It's a good measure of how much Coach Joe Walsh and the Harvard baseball team have achieved in the last four years that the team saw a season that ended in the NCAA tournament as a disappointment.
In four years, Walsh has rebuilt a once-faltering program, which finished 10-25 under Coach Leigh Hogan in 1995, into an Ivy juggernaut. The Crimson has tallied three consecutive league crowns and a 64-16 league record while storming three times into the NCAA field.
But unlike its trips in 1997 and 1998, when it grabbed unlikely wins against high-caliber competition in UCLA, Stetson, Nicholls State and Tulane, the Crimson (28-20, 16-4 Ivy) came away empty-handed in 1999.
Chilled after a 17-day layoff between its last regular-season game and the start of regional play, Harvard made an inconspicuous exit from the tournament, mustering just two runs on nine hits as No. 12 Pepperdine and Virginia Commonwealth delivered a one-two knockout combination. The Crimson batted just .141 in regional play.
"The general consensus was that we weren't just there to look at teams like Pepperdine and USC and say 'Wow, we're on the same field with them,'" said senior righthander Garett Vail, who took the loss to VCU. "We had shots to beat both of those teams, and the fact that we didn't win does mean that we kind of stepped back."
Waves ace Jay Adams (11-2) scattered four hits in a complete-game 4-0 shutout in the opener, while an eighth-inning error by sophomore right fielder Scott Carmack allowed the go-ahead run to score in a 3-2 decision to the Rams, sealing Harvard's first winless trip to the NCAA tournament since 1978.
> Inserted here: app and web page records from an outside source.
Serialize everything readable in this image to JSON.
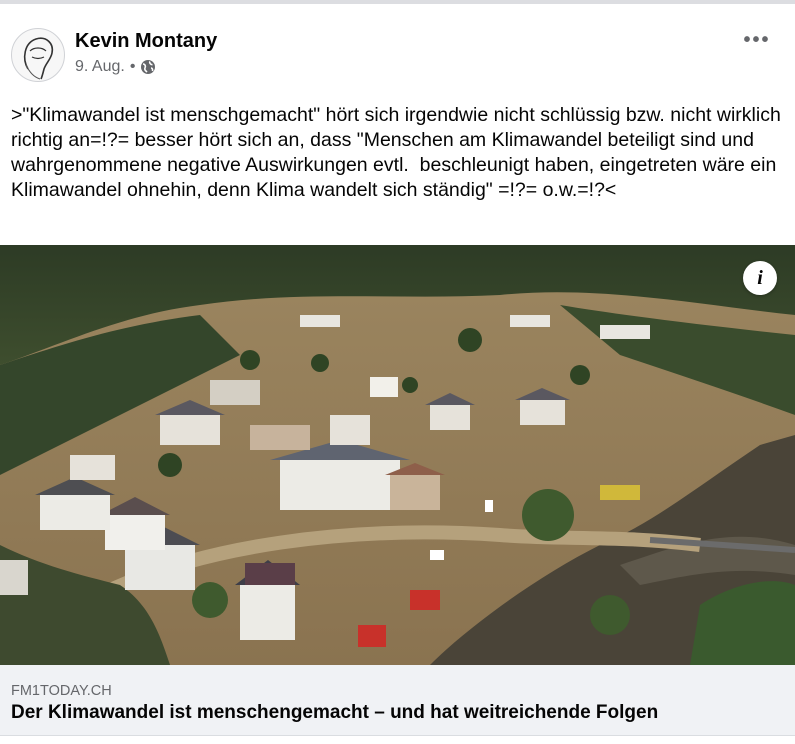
{
  "post": {
    "author_name": "Kevin Montany",
    "date": "9. Aug.",
    "separator": "•",
    "audience_icon": "globe-icon",
    "more_icon": "more-options-icon",
    "more_label": "•••",
    "text": ">\"Klimawandel ist menschgemacht\" hört sich irgendwie nicht schlüssig bzw. nicht wirklich richtig an=!?= besser hört sich an, dass \"Menschen am Klimawandel beteiligt sind und wahrgenommene negative Auswirkungen evtl.  beschleunigt haben, eingetreten wäre ein Klimawandel ohnehin, denn Klima wandelt sich ständig\" =!?= o.w.=!?<"
  },
  "link_preview": {
    "info_label": "i",
    "domain": "FM1TODAY.CH",
    "title": "Der Klimawandel ist menschengemacht – und hat weitreichende Folgen"
  },
  "colors": {
    "secondary_text": "#65676b",
    "footer_background": "#f0f2f5",
    "primary_text": "#050505"
  }
}
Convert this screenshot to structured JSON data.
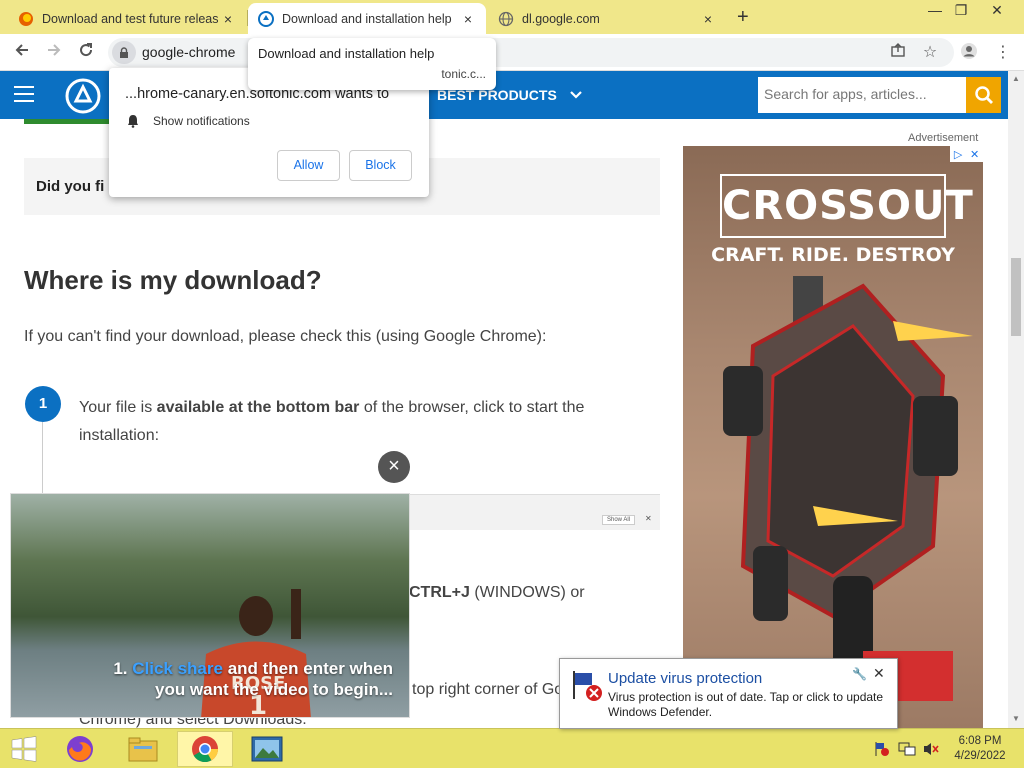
{
  "tabs": [
    {
      "title": "Download and test future releas",
      "close": "×",
      "active": false
    },
    {
      "title": "Download and installation help",
      "close": "×",
      "active": true
    },
    {
      "title": "dl.google.com",
      "close": "×",
      "active": false
    }
  ],
  "new_tab_symbol": "+",
  "window_controls": {
    "minimize": "—",
    "restore": "❐",
    "close": "✕"
  },
  "address_bar": {
    "url": "google-chrome"
  },
  "tab_tooltip": {
    "title": "Download and installation help",
    "domain": "tonic.c..."
  },
  "notification_prompt": {
    "title": "...hrome-canary.en.softonic.com wants to",
    "permission": "Show notifications",
    "allow": "Allow",
    "block": "Block",
    "close": "×"
  },
  "site_header": {
    "nav_label": "BEST PRODUCTS",
    "search_placeholder": "Search for apps, articles..."
  },
  "content": {
    "did_you_find": "Did you fi",
    "heading": "Where is my download?",
    "intro": "If you can't find your download, please check this (using Google Chrome):",
    "step_number": "1",
    "step1_pre": "Your file is ",
    "step1_bold": "available at the bottom bar",
    "step1_post": " of the browser, click to start the installation:",
    "show_all": "Show All",
    "ctrl_bold": "CTRL+J",
    "ctrl_rest": " (WINDOWS) or",
    "top_right": "top right corner of Go",
    "chrome_downloads": "Chrome) and select Downloads."
  },
  "ad": {
    "label": "Advertisement",
    "brand": "CROSSOUT",
    "tagline": "CRAFT. RIDE. DESTROY"
  },
  "video": {
    "close": "×",
    "jersey_name": "ROSE",
    "jersey_number": "1",
    "caption_line1_num": "1. ",
    "caption_line1_highlight": "Click share",
    "caption_line1_rest": " and then enter when",
    "caption_line2": "you want the video to begin..."
  },
  "defender_balloon": {
    "title": "Update virus protection",
    "message": "Virus protection is out of date. Tap or click to update Windows Defender.",
    "close": "✕"
  },
  "taskbar": {
    "time": "6:08 PM",
    "date": "4/29/2022"
  },
  "colors": {
    "tabstrip": "#f0e78a",
    "site_header": "#0b70c2",
    "search_button": "#f0a500",
    "link_blue": "#1a73e8",
    "taskbar": "#e8e26a"
  }
}
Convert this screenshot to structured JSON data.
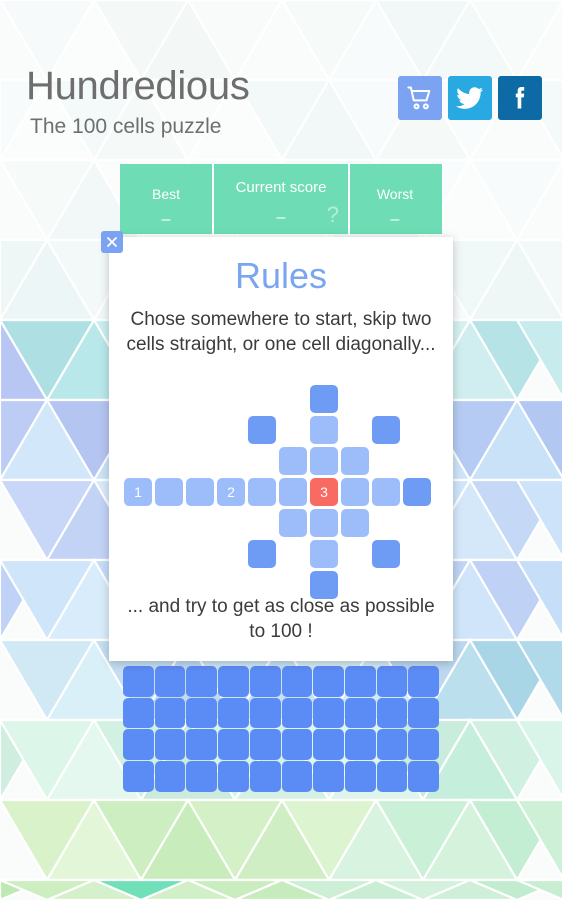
{
  "header": {
    "title": "Hundredious",
    "subtitle": "The 100 cells puzzle",
    "social": [
      {
        "name": "cart-icon",
        "label": "Store",
        "color": "#7ba3f2"
      },
      {
        "name": "twitter-icon",
        "label": "Twitter",
        "color": "#29a9e1"
      },
      {
        "name": "facebook-icon",
        "label": "Facebook",
        "color": "#0d6aa5"
      }
    ]
  },
  "scorebar": {
    "background": "#6edcb4",
    "best_label": "Best",
    "best_value": "–",
    "current_label": "Current score",
    "current_value": "–",
    "worst_label": "Worst",
    "worst_value": "–",
    "help_glyph": "?"
  },
  "dialog": {
    "title": "Rules",
    "title_color": "#7aa5f0",
    "close_glyph": "✕",
    "text_top": "Chose somewhere to start, skip two cells straight, or one cell diagonally...",
    "text_bottom": "... and try to get as close as possible to 100 !",
    "diagram": {
      "cols": 10,
      "rows": 7,
      "cell_size": 28,
      "gap": 3,
      "colors": {
        "move": "#6e9cf4",
        "skip": "#9dbcfa",
        "here": "#f96a63"
      },
      "cells": [
        {
          "col": 6,
          "row": 0,
          "kind": "move",
          "label": ""
        },
        {
          "col": 4,
          "row": 1,
          "kind": "move",
          "label": ""
        },
        {
          "col": 6,
          "row": 1,
          "kind": "skip",
          "label": ""
        },
        {
          "col": 8,
          "row": 1,
          "kind": "move",
          "label": ""
        },
        {
          "col": 5,
          "row": 2,
          "kind": "skip",
          "label": ""
        },
        {
          "col": 6,
          "row": 2,
          "kind": "skip",
          "label": ""
        },
        {
          "col": 7,
          "row": 2,
          "kind": "skip",
          "label": ""
        },
        {
          "col": 0,
          "row": 3,
          "kind": "skip",
          "label": "1"
        },
        {
          "col": 1,
          "row": 3,
          "kind": "skip",
          "label": ""
        },
        {
          "col": 2,
          "row": 3,
          "kind": "skip",
          "label": ""
        },
        {
          "col": 3,
          "row": 3,
          "kind": "skip",
          "label": "2"
        },
        {
          "col": 4,
          "row": 3,
          "kind": "skip",
          "label": ""
        },
        {
          "col": 5,
          "row": 3,
          "kind": "skip",
          "label": ""
        },
        {
          "col": 6,
          "row": 3,
          "kind": "here",
          "label": "3"
        },
        {
          "col": 7,
          "row": 3,
          "kind": "skip",
          "label": ""
        },
        {
          "col": 8,
          "row": 3,
          "kind": "skip",
          "label": ""
        },
        {
          "col": 9,
          "row": 3,
          "kind": "move",
          "label": ""
        },
        {
          "col": 5,
          "row": 4,
          "kind": "skip",
          "label": ""
        },
        {
          "col": 6,
          "row": 4,
          "kind": "skip",
          "label": ""
        },
        {
          "col": 7,
          "row": 4,
          "kind": "skip",
          "label": ""
        },
        {
          "col": 4,
          "row": 5,
          "kind": "move",
          "label": ""
        },
        {
          "col": 6,
          "row": 5,
          "kind": "skip",
          "label": ""
        },
        {
          "col": 8,
          "row": 5,
          "kind": "move",
          "label": ""
        },
        {
          "col": 6,
          "row": 6,
          "kind": "move",
          "label": ""
        }
      ]
    }
  },
  "board": {
    "columns": 10,
    "visible_rows": 4,
    "cell_color": "#5b8cf5"
  }
}
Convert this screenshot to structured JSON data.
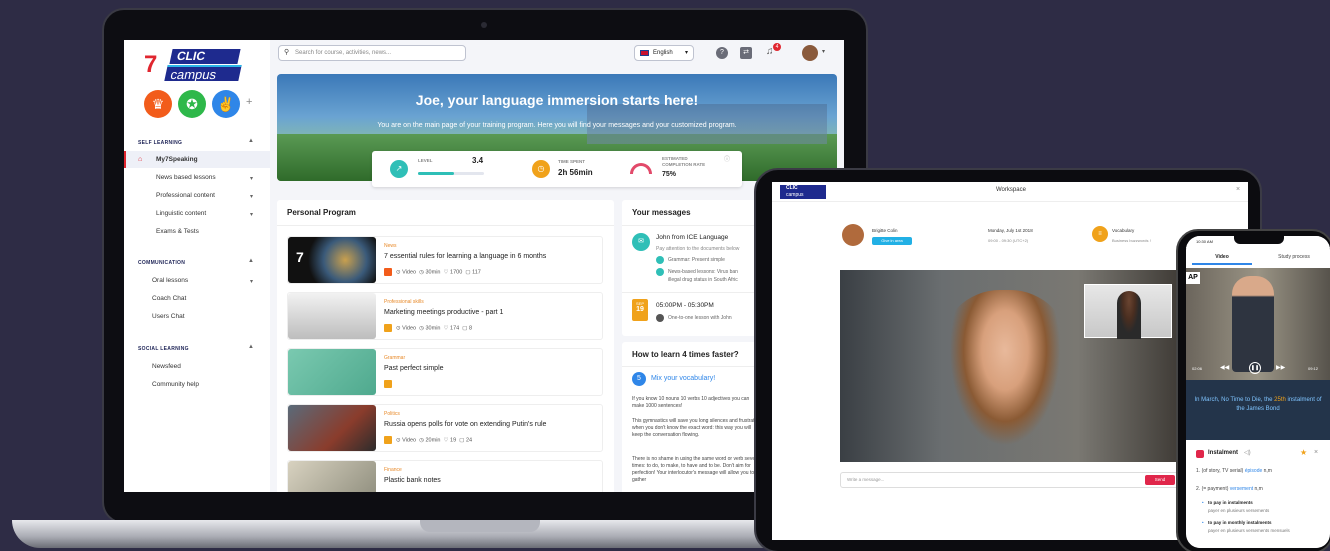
{
  "brand": {
    "clic": "CLIC",
    "campus": "campus"
  },
  "topbar": {
    "search_placeholder": "Search for course, activities, news...",
    "language": "English",
    "notif_count": "4"
  },
  "sidebar": {
    "self_learning": "SELF LEARNING",
    "self_items": [
      "My7Speaking",
      "News based lessons",
      "Professional content",
      "Linguistic content",
      "Exams & Tests"
    ],
    "communication": "COMMUNICATION",
    "comm_items": [
      "Oral lessons",
      "Coach Chat",
      "Users Chat"
    ],
    "social": "SOCIAL LEARNING",
    "social_items": [
      "Newsfeed",
      "Community help"
    ]
  },
  "hero": {
    "title": "Joe, your language immersion starts here!",
    "subtitle": "You are on the main page of your training program. Here you will find your messages and your customized program."
  },
  "stats": {
    "level_label": "LEVEL",
    "level_value": "3.4",
    "level_progress": 0.55,
    "time_label": "TIME SPENT",
    "time_value": "2h 56min",
    "completion_label_1": "ESTIMATED",
    "completion_label_2": "COMPLETION RATE",
    "completion_value": "75%"
  },
  "program": {
    "title": "Personal Program",
    "items": [
      {
        "category": "News",
        "title": "7 essential rules for learning a language in 6 months",
        "num": "7",
        "type": "Video",
        "duration": "30min",
        "likes": "1700",
        "comments": "117"
      },
      {
        "category": "Professional skills",
        "title": "Marketing meetings productive - part 1",
        "num": "8",
        "type": "Video",
        "duration": "30min",
        "likes": "174",
        "comments": "8"
      },
      {
        "category": "Grammar",
        "title": "Past perfect simple",
        "num": "",
        "type": "",
        "duration": "",
        "likes": "",
        "comments": ""
      },
      {
        "category": "Politics",
        "title": "Russia opens polls for vote on extending Putin's rule",
        "num": "",
        "type": "Video",
        "duration": "20min",
        "likes": "19",
        "comments": "24"
      },
      {
        "category": "Finance",
        "title": "Plastic bank notes",
        "num": "",
        "type": "",
        "duration": "",
        "likes": "",
        "comments": ""
      }
    ]
  },
  "messages": {
    "title": "Your messages",
    "sender": "John from ICE Language",
    "preview": "Pay attention to the documents below",
    "lines": [
      "Grammar: Present simple",
      "News-based lessons: Virus ban",
      "illegal drug status in South Afric"
    ],
    "month": "SEP",
    "day": "19",
    "slot": "05:00PM - 05:30PM",
    "slot_desc": "One-to-one lesson with John"
  },
  "tip": {
    "title": "How to learn 4 times faster?",
    "step": "5",
    "step_title": "Mix your vocabulary!",
    "p1": "If you know 10 nouns 10 verbs 10 adjectives you can make 1000 sentences!",
    "p2": "This gymnastics will save you long silences and frustration when you don't know the exact word: this way you will keep the conversation flowing.",
    "p3": "There is no shame in using the same word or verb several times: to do, to make, to have and to be. Don't aim for perfection! Your interlocutor's message will allow you to gather"
  },
  "tablet": {
    "title": "Workspace",
    "person": "Brigitte Colin",
    "join": "Give in area",
    "date": "Monday, July 1st 2018",
    "time": "09:00 - 09:30 (UTC+2)",
    "topic": "Vocabulary",
    "topic_sub": "Business buzzwords !",
    "message_placeholder": "Write a message...",
    "send": "Send"
  },
  "phone": {
    "time": "10:30 AM",
    "tab_video": "Video",
    "tab_study": "Study process",
    "ap": "AP",
    "t_start": "02:06",
    "t_end": "09:12",
    "caption_1": "In March, No Time to Die, the",
    "caption_hl": "25th",
    "caption_2": "instalment of the James Bond",
    "word": "Instalment",
    "def1_num": "1.",
    "def1": "(of story, TV serial)",
    "def1_fr": "épisode",
    "def1_pos": "n,m",
    "def2_num": "2.",
    "def2": "(= payment)",
    "def2_fr": "versement",
    "def2_pos": "n,m",
    "ex1": "to pay in instalments",
    "ex1_fr": "payer en plusieurs versements",
    "ex2": "to pay in monthly instalments",
    "ex2_fr": "payer en plusieurs versements mensuels"
  },
  "colors": {
    "navy": "#1d2356",
    "orange": "#f0a21b",
    "teal": "#2fbfb7",
    "red": "#e0262f"
  }
}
"We struggled offensively," Vail said. "We didn't execute at the plate, we missed bunts and wasted at-bats that could have turned innings into big innings."
The Crimson earned a reputation for giant-killing with its tournament wins in 1997 and 1998 and made believers of thousands of surrogate fans in college baseball strongholds like Oklahoma State and LSU.
But two pitchers' duels--usually the Crimson's strong suit--resulted in two meek losses and a step backward on the path to national recognition.
In Game 1, Adams struck out eight and walked one and did not allow a Harvard baserunner past second base as he mixed a fastball and a splitter to keep the Crimson bats off rhythm.
Four singles, a pair by junior first baseman Erik Binkowski and one apiece by Carmack and senior catcher Jason Keck, was all Harvard could string together in its worst offensive performance of the season--its first shutout since the season opener at Charleston Southern.
"We had two great pitchers out there tonight," Walsh said. "To play nine innings in two hours, and 15 minutes really says something about the pitching. We hadn't seen a kid like that with a splitter like that all season long. He was tough. Real tough."
Although sophomore righthander John Birtwell, the Ivy League Pitcher of the Year who finished 4-5 with a team-best 2.83 ERA, battled over 7.1 innings, allowing just three earned runs, his mates stuck him with another hard-luck loss, one of several he suffered this year because of meager run support.
"I was happy that Coach gave me the opportunity to stay in the game," Birtwell said. "The guys played well behind me. Some days, the bats don't come around, but I'm still really confident in our hitters."
Game 2 was a tighter affair, and Carmack was central, playing both hero and goat. The sophomore, who was Harvard's lone representative on the All-Tournament Team, drove in the Crimson's only two runs of the tournament with a two-run home run off VCU winner Jason Dubois (10-2) in the fourth that made it 2-0.